Rick Perlstein, The Meaning of Box 722 in light of Sen. Obama's historic victory this week.
Best thing you'll read online today. Heck, maybe this week, and it's quite a week.
This excerpt from the start doesn't really do the essay justice, as it picks up steam as it goes along, but at least it sets the stage,
When I started researching NIXONLAND I knew the congressional elections of 1966 would form a crucial part of the narrative. They'd never really been examined in-depth before, but by my reckoning they were the crucial hinge that formed the ideological alignment we live in now.
In 1964, Lyndon Johnson—and, apparently, liberalism—achieved such a gigantic landslide victory that it appeared to pundits the Republican Party would be forever consigned to the outer darkness if it ever entertained a Goldwater-style conservative law-and-order platform again.
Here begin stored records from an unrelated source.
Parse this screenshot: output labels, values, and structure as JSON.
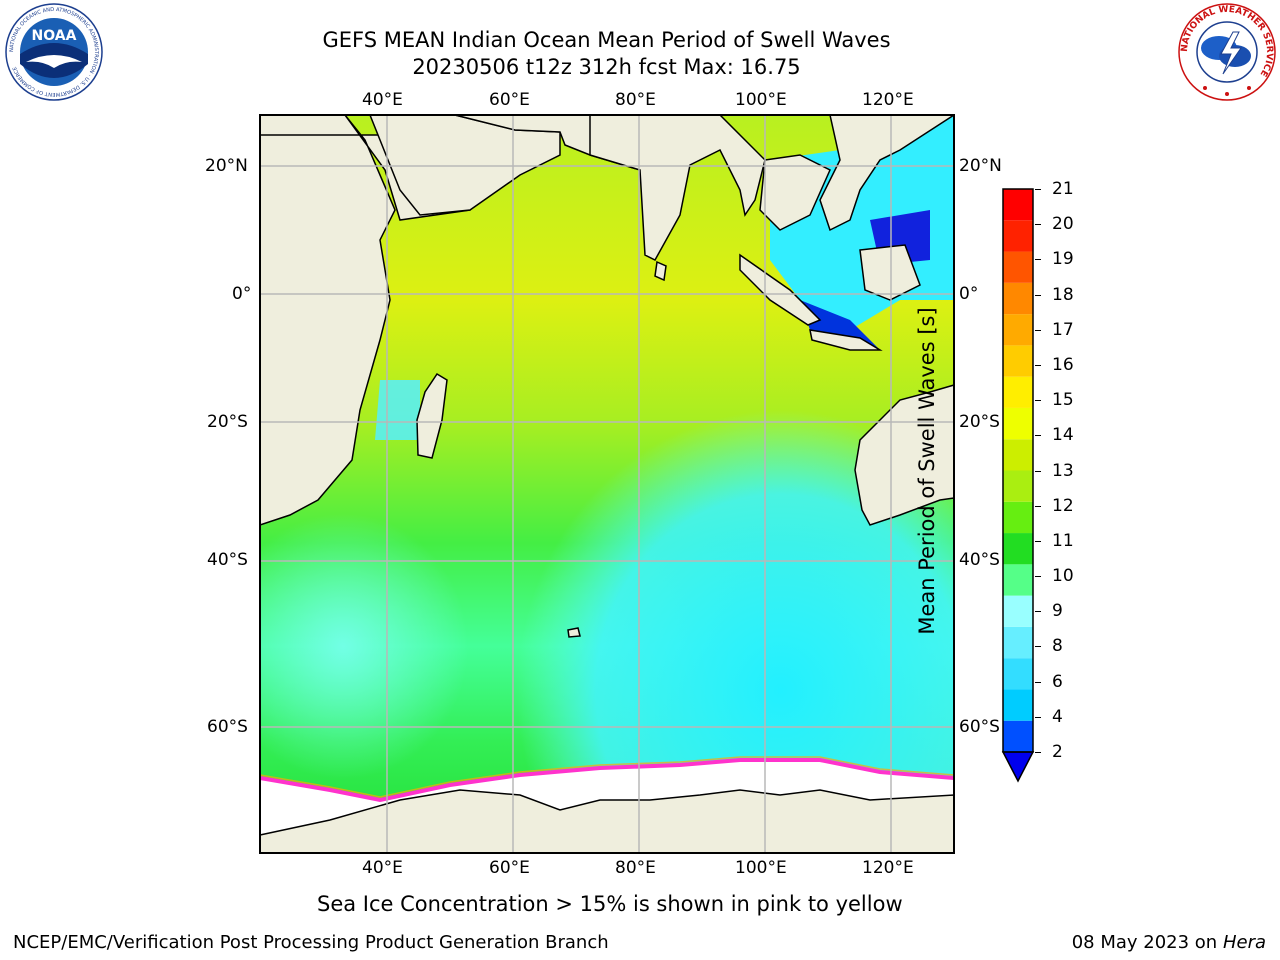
{
  "title": {
    "line1": "GEFS MEAN Indian Ocean Mean Period of Swell Waves",
    "line2": "20230506 t12z 312h fcst   Max: 16.75"
  },
  "map": {
    "lon_labels": [
      "40°E",
      "60°E",
      "80°E",
      "100°E",
      "120°E"
    ],
    "lat_labels": [
      "20°N",
      "0°",
      "20°S",
      "40°S",
      "60°S"
    ]
  },
  "colorbar": {
    "label": "Mean Period of Swell Waves [s]",
    "ticks": [
      "2",
      "4",
      "6",
      "8",
      "9",
      "10",
      "11",
      "12",
      "13",
      "14",
      "15",
      "16",
      "17",
      "18",
      "19",
      "20",
      "21"
    ],
    "colors": [
      "#0050ff",
      "#00ccff",
      "#33ddff",
      "#66eeff",
      "#99ffff",
      "#55ff88",
      "#22dd22",
      "#66ee11",
      "#aaee11",
      "#ccee00",
      "#eeff00",
      "#ffee00",
      "#ffcc00",
      "#ffaa00",
      "#ff8800",
      "#ff5500",
      "#ff2200",
      "#ff0000"
    ],
    "extend_min_color": "#0000ee"
  },
  "note": "Sea Ice Concentration > 15% is shown in pink to yellow",
  "footer": {
    "left": "NCEP/EMC/Verification Post Processing Product Generation Branch",
    "right_date": "08 May 2023 on",
    "right_machine": "Hera"
  },
  "logos": {
    "left": "NOAA",
    "left_ring": "NATIONAL OCEANIC AND ATMOSPHERIC ADMINISTRATION · U.S. DEPARTMENT OF COMMERCE",
    "right_ring": "NATIONAL WEATHER SERVICE"
  },
  "colors": {
    "land": "#efeedd",
    "ice_edge": "#ff33cc",
    "antarctica": "#ffffff",
    "grid": "#b8b8b8"
  }
}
Two years later, most of the new liberal congressmen swept in on LBJ's coattails—the congressional class that gave us Medicare and Medicaid, the first serious environmental legislation, National Endowments for the Humanities and Arts, Head Start, the Voting Rights Act, the Department of Housing and Urban Development, the end of racist immigration quotas, Legal Aid, and more—was swept out on a tide of popular reaction.
That reaction, I hope I demonstrate effectively in NIXONLAND, rested on two pillars: terror at the wave of urban rioting that began in the Watts district of Los Angeles; and terror at the prospect of the 1966 civil rights bill passing, which, by imposing an ironclad federal ban on racial discrimination in the sale and rental of housing—known as “open housing”—would be the first legislation to impact the entire nation equally, not just the South. (What that reaction most decidedly did not rest on: fear and loathing of “hippies,” which were unknown, except in California, to most of the nation until 1967; or antiwar activists, which were not associated with either party, because Republicans and Democrats had about an equal number of hawks and doves in 1966.)
When I learned that the papers of Senator Paul Douglas were at the Chicago Historical Society (as it was known then; now it's cursed with the decidedly more prosaic name the Chicago History Museum), I decided to make Douglas's 1966 loss to Republican Charles Percy a key case study for my hypothesis.